Maybe someday they’ll decide to write a textbook
only we won’t be invited to contribute
because others always know better what war is
because others always know better
okay
but just one chapter
give us one chapter
you won’t find any supplemental material anyway
this will be a chapter on silence
whoever hasn’t been in war doesn’t know what silence is
but to the contrary, they know
that we don’t know
the way fish don’t know about the water that sustains them and the oil that kills them
the way a field mouse doesn’t know about the dark that hides it from the hawk but
it hides the hawk too
let us write this chapter
i know you’re afraid of blood so we’ll write it with water
the water the wounded man asked for when he could no longer swallow and just
looked at it
water that seeps through a shelled-out roof
water that can replace tears
yes – we’ll come to you with water
we’ll leave no permanent marks
on your slogans and values that we’ve so flagrantly misused
that you can’t even show them to your children anymore
these will be our few pages
and only a few will know they aren’t empty
(published by permission of the author, Ostap Slyvynsky, in an original translation from the Ukrainian by Amelia Glaser)

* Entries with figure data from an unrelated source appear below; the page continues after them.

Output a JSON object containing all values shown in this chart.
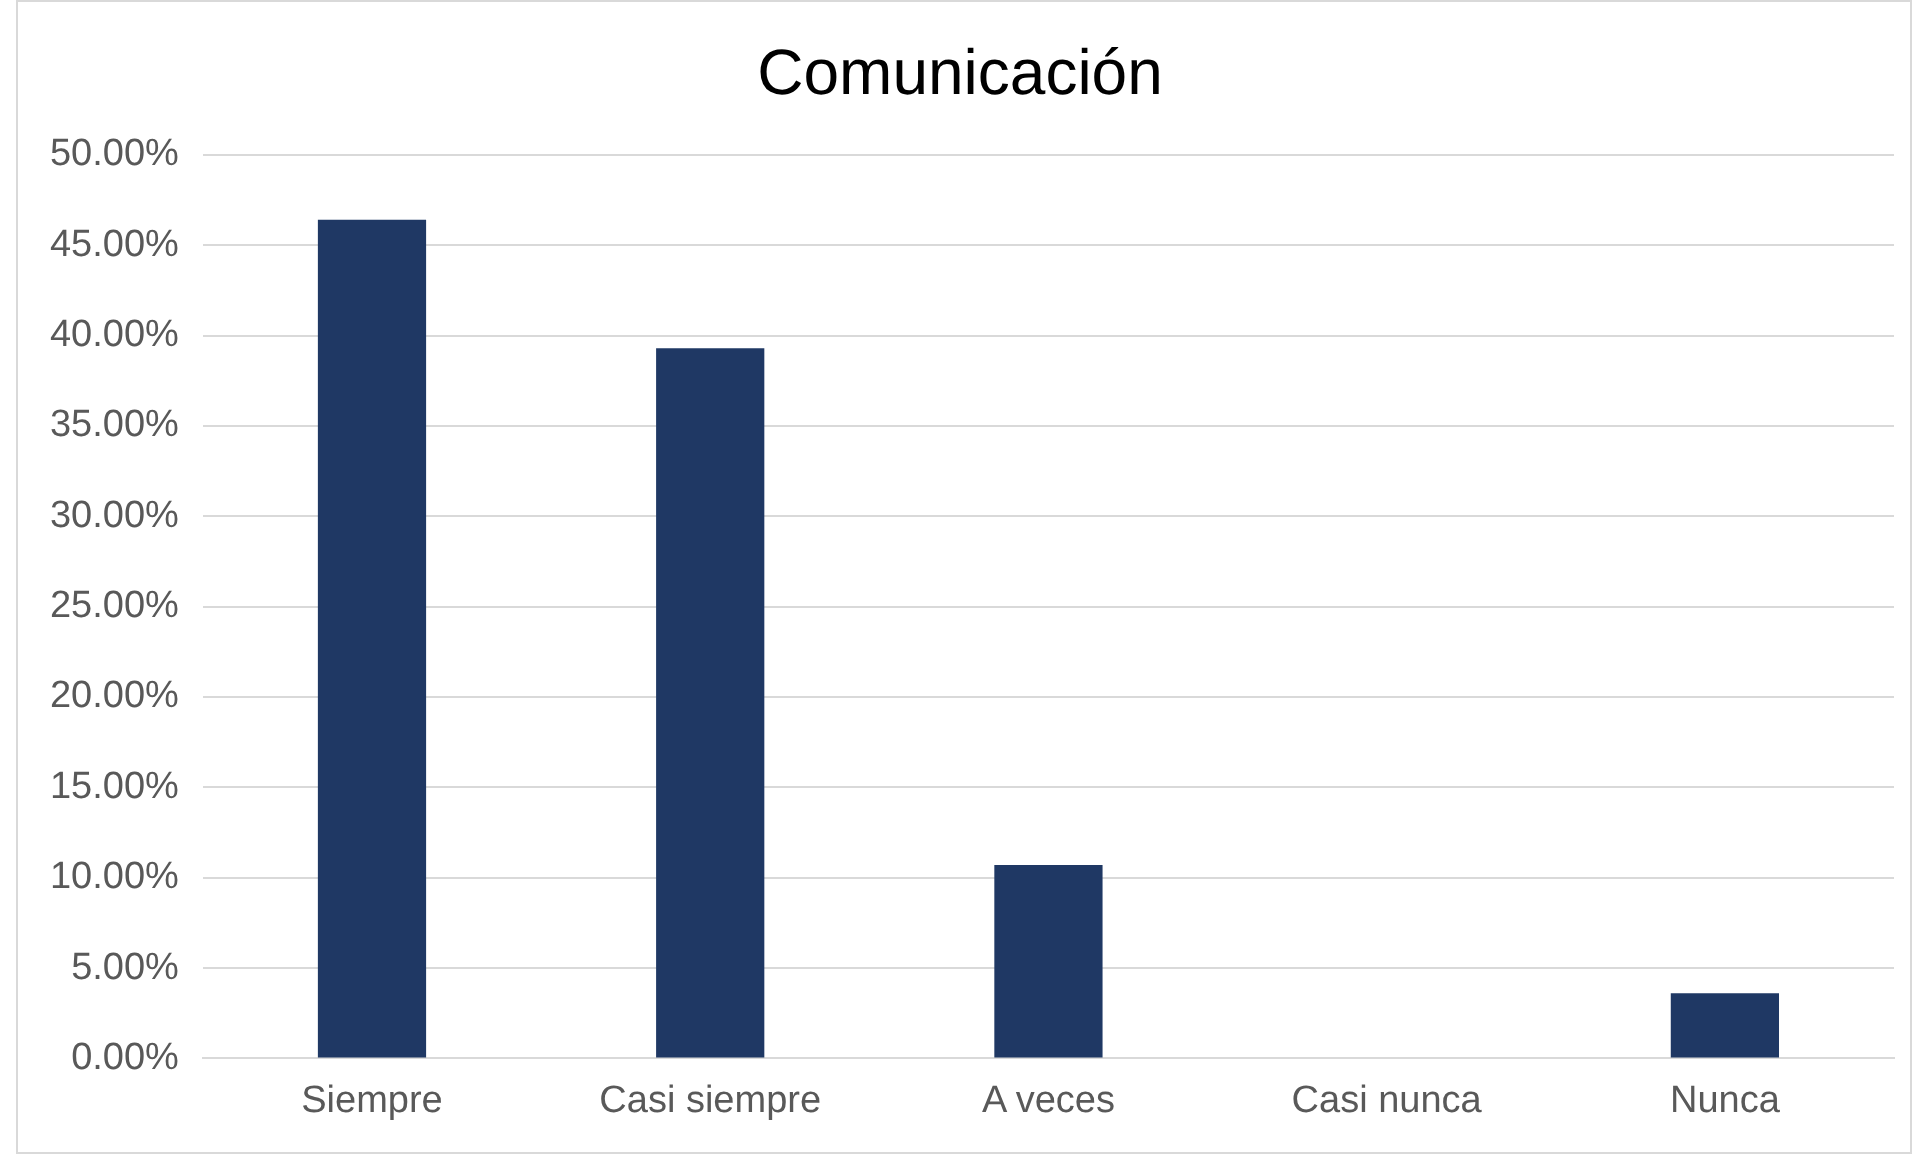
{
  "chart_data": {
    "type": "bar",
    "title": "Comunicación",
    "categories": [
      "Siempre",
      "Casi siempre",
      "A veces",
      "Casi nunca",
      "Nunca"
    ],
    "values": [
      46.4,
      39.3,
      10.7,
      0,
      3.6
    ],
    "color": "#1f3864",
    "ylim": [
      0,
      50
    ],
    "yticks": [
      {
        "value": 0,
        "label": "0.00%"
      },
      {
        "value": 5,
        "label": "5.00%"
      },
      {
        "value": 10,
        "label": "10.00%"
      },
      {
        "value": 15,
        "label": "15.00%"
      },
      {
        "value": 20,
        "label": "20.00%"
      },
      {
        "value": 25,
        "label": "25.00%"
      },
      {
        "value": 30,
        "label": "30.00%"
      },
      {
        "value": 35,
        "label": "35.00%"
      },
      {
        "value": 40,
        "label": "40.00%"
      },
      {
        "value": 45,
        "label": "45.00%"
      },
      {
        "value": 50,
        "label": "50.00%"
      }
    ],
    "grid": "y"
  }
}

I so appreciate this, Professor. I stand with decent Americans, our principled veterans, disabled, retired, and those who served gallantly, as well as the brave and courageous Ukrainians, where my people come from now.
Thanks for this gift. What a powerful poem. I remember sleeping on the floor of the bathroom in my hotel room in Odesa in September 2024. First a small boom, then an hour of silence. Silence to hear the exhaustion and fear of my friend who lives there working in mental health every day while I go between the US and Ukraine every few months and get a rest from the penetrating silence.